Il s’ensuit que, pendant l’offertoire à la messe, il ne s’agit pas seulement de présenter à Dieu des "biens prélevés sur ceux qu[’il] nous donne" afin qu’il les agrée comme des hosties, c’est-à-dire des biens offerts en sacrifice pour entrer en communion avec lui. Car le but est d’exprimer une disponibilité à être soi-même transformé en membre du Corps de son Fils qu’il envoie, en se donnant comme lui, avec lui et grâce à l’Esprit qui l’unit à son Père. En un mot, c’est une incitation à désirer devenir soi-même hostie. Saint Paul formule cela sans détour dans sa Lettre aux Romains (12, 1) : "Je vous exhorte donc, frères, par la tendresse de Dieu, à lui présenter votre corps – votre personne tout entière –, en sacrifice vivant, saint, capable de plaire à Dieu : c’est là, pour vous, la juste manière de lui rendre un culte."

le prêtre qui présente le pain et le vin dit "nous" au nom de tous et ne s’est pas arrogé ce pouvoir, mais l’a reçu.

N'être que témoin et non acteur (comme l’est le prêtre) de l’offrande du pain et du vin laisse toute liberté pour s’abandonner personnellement au dessein de Dieu, même si l’on ne discerne pas complètement à quoi l’on est appelé. Même la diversion de la quête peut être une aide, si l’on se dit que donner un peu de ce que l’on possède rappelle simplement l’exigence d’offrir tout son être, bien qu’on ne le maîtrise pas. La prière peut alors être une question : "Seigneur, toi qui me connais mieux que moi, qu’espères-tu pour moi ?"

Avec toute l’Église

On objectera peut-être qu’il est un peu puéril de s’intéresser ainsi à soi-même en interpelant Dieu parce que le culte à ce moment-là ne requiert pas beaucoup d’attention participative et qu’on est donc un peu désœuvré. Il ne faut cependant pas oublier que le prêtre qui présente le pain et le vin dit "nous" au nom de tous et ne s’est pas arrogé ce pouvoir, mais l’a reçu. On n’est donc pas seul, mais porté (qu’on le reconnaisse ou non) par l’Église — ce qui veut dire pas seulement ce qui en est visible aujourd’hui, mais toute une histoire et une dynamique de transmission animée par Dieu lui-même et dont on n’est bénéficiaire qu’à la condition de ne pas rester passif ou consommateur, et de s’y laisser associer comme serviteur.

On pourrait encore protester que s’efforcer au cours de la messe de s’offrir soi-même en hostie relève d’une exaltation mystique radicalement étrangère au commun des mortels.

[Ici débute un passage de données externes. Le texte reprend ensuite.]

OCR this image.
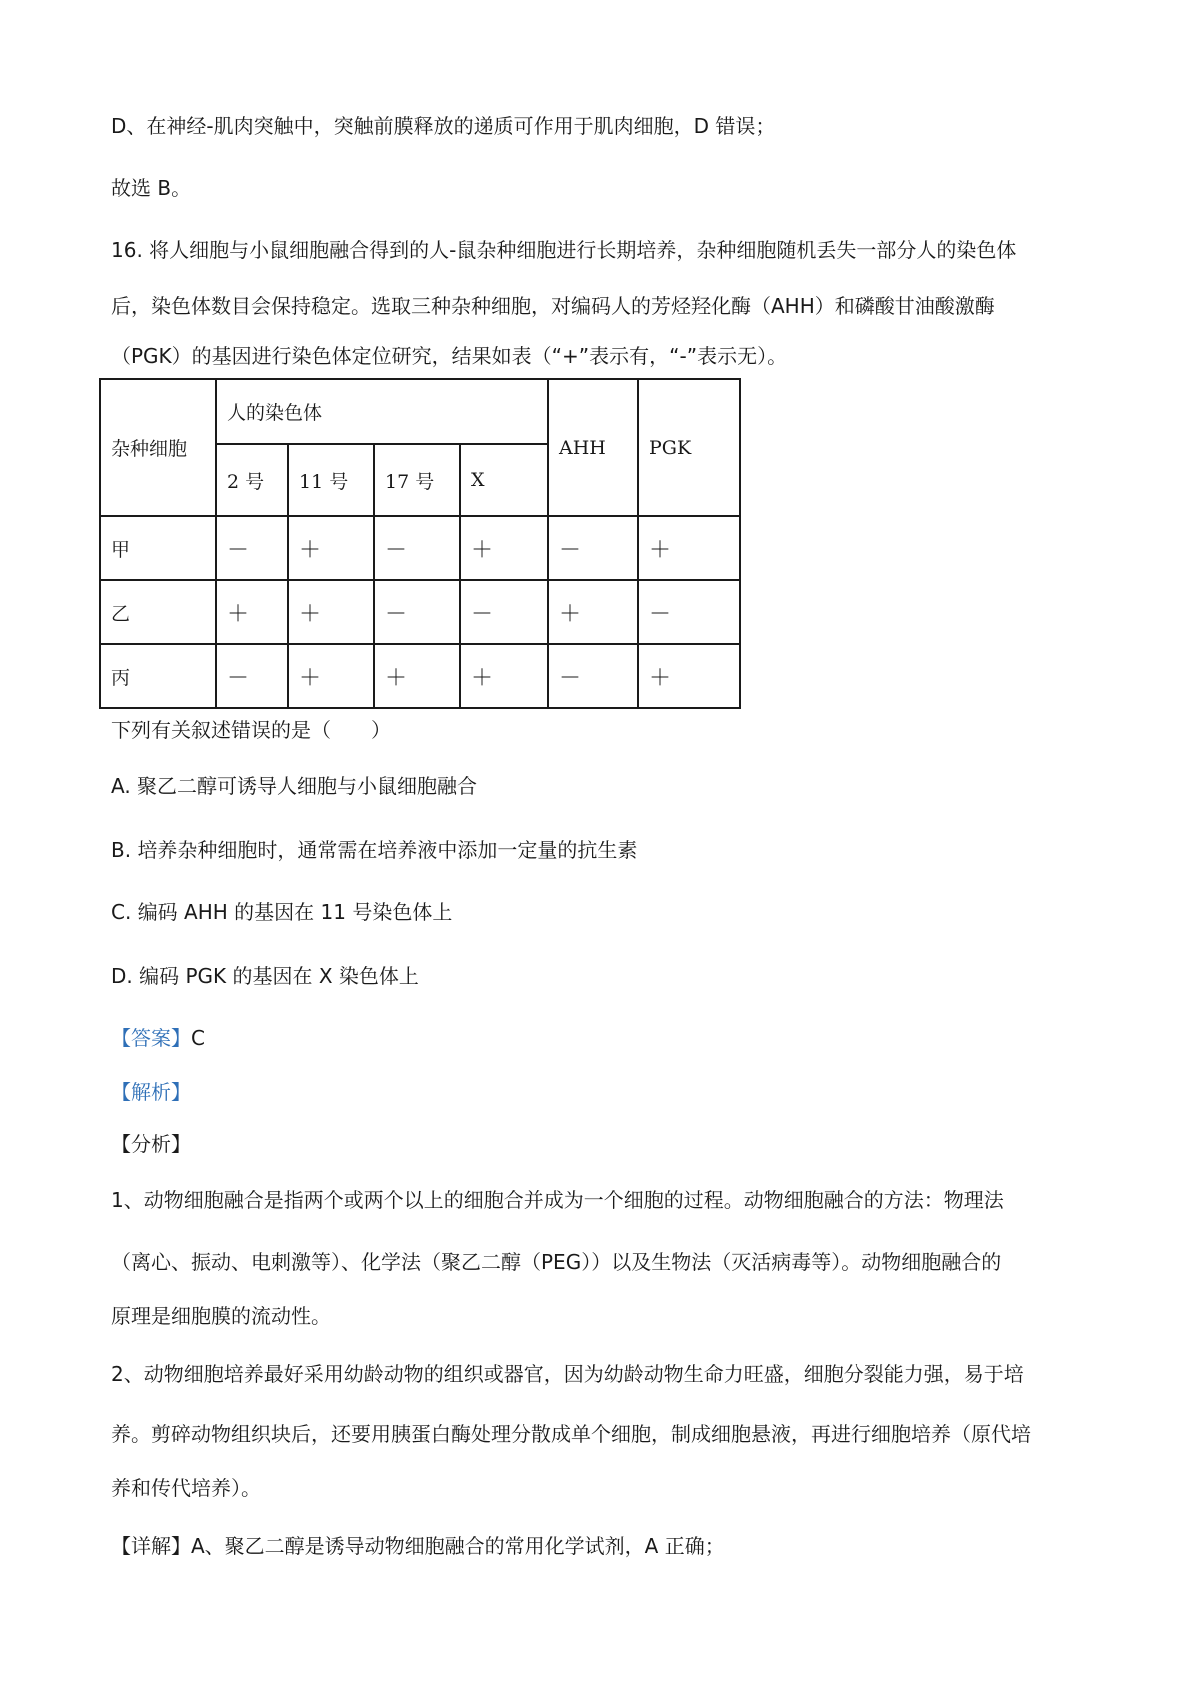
D、在神经-肌肉突触中，突触前膜释放的递质可作用于肌肉细胞，D 错误；
故选 B。
16. 将人细胞与小鼠细胞融合得到的人-鼠杂种细胞进行长期培养，杂种细胞随机丢失一部分人的染色体
后，染色体数目会保持稳定。选取三种杂种细胞，对编码人的芳烃羟化酶（AHH）和磷酸甘油酸激酶
（PGK）的基因进行染色体定位研究，结果如表（“+”表示有，“-”表示无）。
杂种细胞	人的染色体				AHH	PGK
	2 号	11 号	17 号	X		
甲	－	＋	－	＋	－	＋
乙	＋	＋	－	－	＋	－
丙	－	＋	＋	＋	－	＋
下列有关叙述错误的是（　　）
A. 聚乙二醇可诱导人细胞与小鼠细胞融合
B. 培养杂种细胞时，通常需在培养液中添加一定量的抗生素
C. 编码 AHH 的基因在 11 号染色体上
D. 编码 PGK 的基因在 X 染色体上
【答案】C
【解析】
【分析】
1、动物细胞融合是指两个或两个以上的细胞合并成为一个细胞的过程。动物细胞融合的方法：物理法
（离心、振动、电刺激等）、化学法（聚乙二醇（PEG））以及生物法（灭活病毒等）。动物细胞融合的
原理是细胞膜的流动性。
2、动物细胞培养最好采用幼龄动物的组织或器官，因为幼龄动物生命力旺盛，细胞分裂能力强，易于培
养。剪碎动物组织块后，还要用胰蛋白酶处理分散成单个细胞，制成细胞悬液，再进行细胞培养（原代培
养和传代培养）。
【详解】A、聚乙二醇是诱导动物细胞融合的常用化学试剂，A 正确；
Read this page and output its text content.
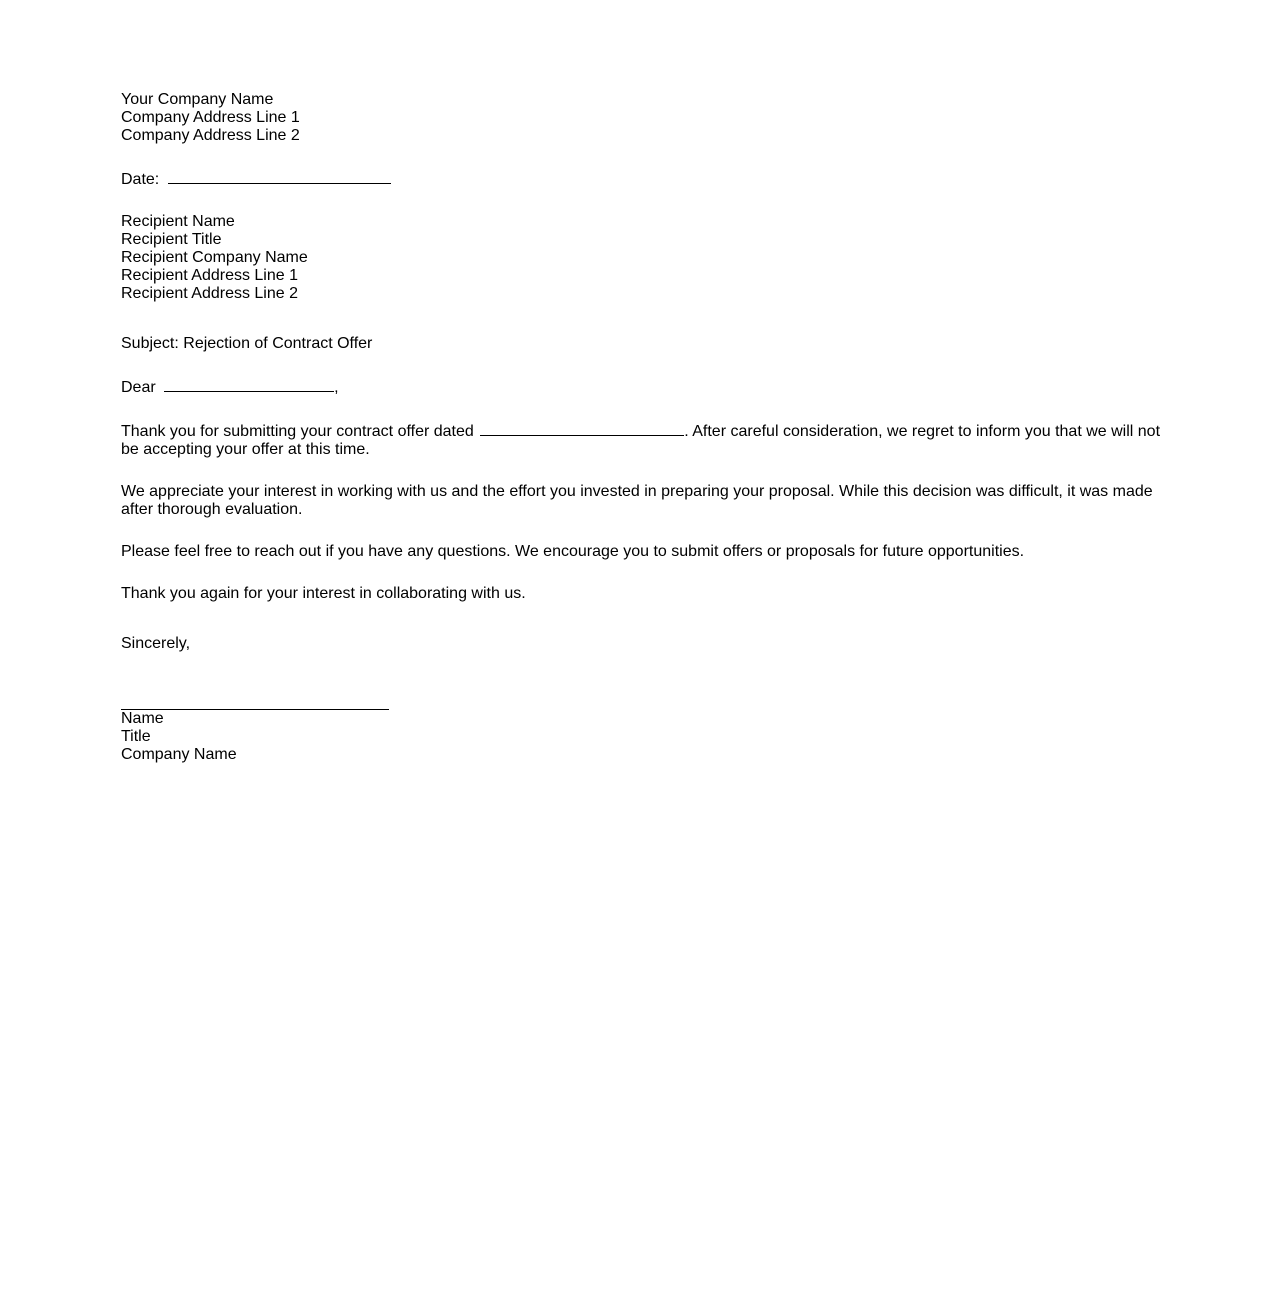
Your Company Name
Company Address Line 1
Company Address Line 2
Date:
Recipient Name
Recipient Title
Recipient Company Name
Recipient Address Line 1
Recipient Address Line 2
Subject: Rejection of Contract Offer
Dear	,

Thank you for submitting your contract offer dated	. After careful consideration, we regret to inform you that we will not be accepting your offer at this time.

We appreciate your interest in working with us and the effort you invested in preparing your proposal. While this decision was difficult, it was made after thorough evaluation.

Please feel free to reach out if you have any questions. We encourage you to submit offers or proposals for future opportunities.

Thank you again for your interest in collaborating with us.

Sincerely,
Name
Title
Company Name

C’est pourtant la clé pour saisir ce qui motive la morale que prêche l’Église, sa structure hiérarchique et le célibat sacerdotal… Il n’y a pas lieu de se laisser décourager par l’incompréhension de cette branche en un sens à la fois la plus traditionnelle et la plus radicale du christianisme qu’est le catholicisme. Sa fidélité est un défi non seulement pour ceux qu’elle dérange parce qu’ils butent sur les effets sans percevoir la cause, mais encore pour les "véritables adorateurs" (Jn 4, 23) eux-mêmes, parce qu’on ne se livre pas comme hostie sans prendre des risques, dont celui des tentations, plus périlleuses que l’ignorance réprobatrice.